Coming Soon: Tinker Street

When I spoke to Peter George and Tom Main on the phone, they were hurtling along the highway at 70 mph on their way to a well-deserved weekend break. “We saw an opportunity to take a rest, and we took it,” George explained.

George and Main have been working tirelessly to get their most recent project off the ground and ready to feed our neighborhood. But first, they had to take this trip up to the finger lakes of New York where they could enjoy a good meal, a cold beer, and a few quiet hours away from the busyness of starting a local eatery.

It was an interesting sort of interview, with semis and motorcycles alike whizzing by and filling the receiver of George’s phone, which was on speaker. But the noise pollution didn’t stop them from telling me excitedly about the restaurant they plan to open at the end of this summer at 402 E 16th St.

It will be a neighborhood hotspot called Tinker Street—a memorialising throwback to the street’s original name. As George and Main described it, Tinker Street will be a chef-driven, wine-centric restaurant that serves up a wide smattering of fresh flavorful food with a focus on local plant-based ingredients. It won’t be vegetarian, but those who are looking to satisfy their inner herbivore with quality, home-grown ingredients will be glad they stopped in.

The operation’s star will be their chef Braedon Kellner, who has worked as the sous chef for Oakley’s Bistro, the Alexander Hotel, and has cooked professionally elsewhere for years. As the owners were quick to point out, he has a “unique” cooking style and he’s been working in the food business since he was eighteen. His experience and expertise should be an invaluable asset.

But a large part of the interest and identity of the restaurant is the location that Kellner and the rest of the staff will be providing their service from. At only 900 square feet, the dining experience will be intimate and one-of-a-kind.

“It’s a matchbox,” Main said.

Sketch

Far from detracting from the overall appeal of the restaurant, the size and feel is a strength. They’re calling it an “urban cottage”–a quaint and comfortable center to a night in the neighborhood.
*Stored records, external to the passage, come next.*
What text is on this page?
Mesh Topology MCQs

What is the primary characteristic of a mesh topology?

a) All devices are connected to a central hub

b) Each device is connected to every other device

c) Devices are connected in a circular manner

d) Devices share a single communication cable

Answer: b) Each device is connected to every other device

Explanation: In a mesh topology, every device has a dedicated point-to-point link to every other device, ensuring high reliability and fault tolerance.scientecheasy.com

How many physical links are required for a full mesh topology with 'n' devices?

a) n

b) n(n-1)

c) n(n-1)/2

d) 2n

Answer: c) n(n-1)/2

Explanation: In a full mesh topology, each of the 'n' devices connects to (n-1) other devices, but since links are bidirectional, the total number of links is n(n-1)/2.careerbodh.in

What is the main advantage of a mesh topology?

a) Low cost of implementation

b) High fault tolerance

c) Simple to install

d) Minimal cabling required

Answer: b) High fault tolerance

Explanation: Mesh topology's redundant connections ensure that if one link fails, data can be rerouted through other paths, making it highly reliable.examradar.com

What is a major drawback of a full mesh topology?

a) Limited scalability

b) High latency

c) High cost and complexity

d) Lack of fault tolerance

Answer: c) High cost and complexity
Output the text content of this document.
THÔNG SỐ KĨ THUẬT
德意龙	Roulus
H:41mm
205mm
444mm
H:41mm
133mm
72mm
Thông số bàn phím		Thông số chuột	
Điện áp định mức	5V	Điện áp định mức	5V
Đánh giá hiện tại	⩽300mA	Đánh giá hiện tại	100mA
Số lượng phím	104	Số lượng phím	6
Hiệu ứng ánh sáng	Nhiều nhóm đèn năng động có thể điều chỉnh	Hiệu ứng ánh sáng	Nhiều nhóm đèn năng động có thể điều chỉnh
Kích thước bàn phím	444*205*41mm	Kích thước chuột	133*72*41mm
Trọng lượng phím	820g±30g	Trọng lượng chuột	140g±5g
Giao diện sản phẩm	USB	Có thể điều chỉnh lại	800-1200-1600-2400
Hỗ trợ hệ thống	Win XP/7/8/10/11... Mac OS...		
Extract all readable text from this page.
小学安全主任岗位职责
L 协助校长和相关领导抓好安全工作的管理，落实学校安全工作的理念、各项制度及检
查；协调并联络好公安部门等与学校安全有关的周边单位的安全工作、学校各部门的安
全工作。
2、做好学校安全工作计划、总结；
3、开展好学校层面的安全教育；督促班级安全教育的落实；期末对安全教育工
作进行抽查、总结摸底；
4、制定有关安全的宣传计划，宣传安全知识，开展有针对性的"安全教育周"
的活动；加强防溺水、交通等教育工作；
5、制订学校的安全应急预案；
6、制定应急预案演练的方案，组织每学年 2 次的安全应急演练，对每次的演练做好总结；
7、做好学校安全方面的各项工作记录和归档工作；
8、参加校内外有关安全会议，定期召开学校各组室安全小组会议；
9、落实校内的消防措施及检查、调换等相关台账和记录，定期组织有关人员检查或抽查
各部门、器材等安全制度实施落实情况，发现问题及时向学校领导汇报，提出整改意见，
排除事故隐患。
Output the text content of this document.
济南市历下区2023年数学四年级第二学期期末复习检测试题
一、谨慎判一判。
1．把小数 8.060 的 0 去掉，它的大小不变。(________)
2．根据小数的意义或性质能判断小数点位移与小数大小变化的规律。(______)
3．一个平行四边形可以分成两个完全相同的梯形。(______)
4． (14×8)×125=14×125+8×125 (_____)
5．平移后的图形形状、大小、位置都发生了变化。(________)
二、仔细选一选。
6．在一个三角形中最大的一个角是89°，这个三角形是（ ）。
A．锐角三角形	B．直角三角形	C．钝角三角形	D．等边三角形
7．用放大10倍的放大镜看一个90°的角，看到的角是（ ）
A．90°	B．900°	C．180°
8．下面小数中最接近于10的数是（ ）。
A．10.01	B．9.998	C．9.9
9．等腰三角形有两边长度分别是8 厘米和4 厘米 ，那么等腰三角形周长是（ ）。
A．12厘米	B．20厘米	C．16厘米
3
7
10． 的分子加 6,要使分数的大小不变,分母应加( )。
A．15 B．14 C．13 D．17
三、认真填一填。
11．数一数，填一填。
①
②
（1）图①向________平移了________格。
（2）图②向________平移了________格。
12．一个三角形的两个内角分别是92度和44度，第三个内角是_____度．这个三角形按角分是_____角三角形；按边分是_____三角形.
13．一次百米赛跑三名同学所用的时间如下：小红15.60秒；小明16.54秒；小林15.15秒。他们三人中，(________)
The space itself will be divided evenly between indoor and outdoor seating with 36 seats in both. Glass walls will face the front, giving the restaurant plenty of light and the feeling of open space, especially with exposed rafters overhead. It will be a perfect niche for patrons, whether families, couples, or just individuals, to step in and catch a bite to eat, either for thirty minutes or several hours.

George and Main visited the location several years ago, when they first started to consider building a restaurant in a neighborhood they appreciated, and finally decided that this was the place they wanted to be.

They hope that the locals will want to be there too, whether they’re on 16th street for an art show, festival, or a just a quiet night outside when the weather is nice.

In order to encourage that kind of friendly, choose-your-experience dining experience, the menu that is currently proposed is not divided into distinct meal sections. No appetizers. No entrees. No desserts. Just original and quality individual dishes that are meant to be enjoyed on your own terms and even shared with friends if you’re feeling communal.

“That menu will be changing frequently as well,” Main explained, “there are no boundaries here, and we want to keep people guessing.”

Food options will change seasonally in order to best showcase the strongest dishes possible on any given date, and the 30-40 wine selections will be changing even more frequently than that. All in all, the experience will be organic, and as customer feedback starts to roll in, they hope to keep improving service, options, and Tinker Street as a whole.

The restaurant is set to open late in September, and it should be a welcome, lively addition to 16th St. George and Main will be joining the ranks of a community of “interesting people who have been doing interesting things for years,” as they described it, and for that, they’ll gladly put their combined 60 years of restaurant experience to work.

But for just this weekend, we’ll let them enjoy sitting on a dock and taking a break. So long as we get to kick back and enjoy the fruits of their labor later this year.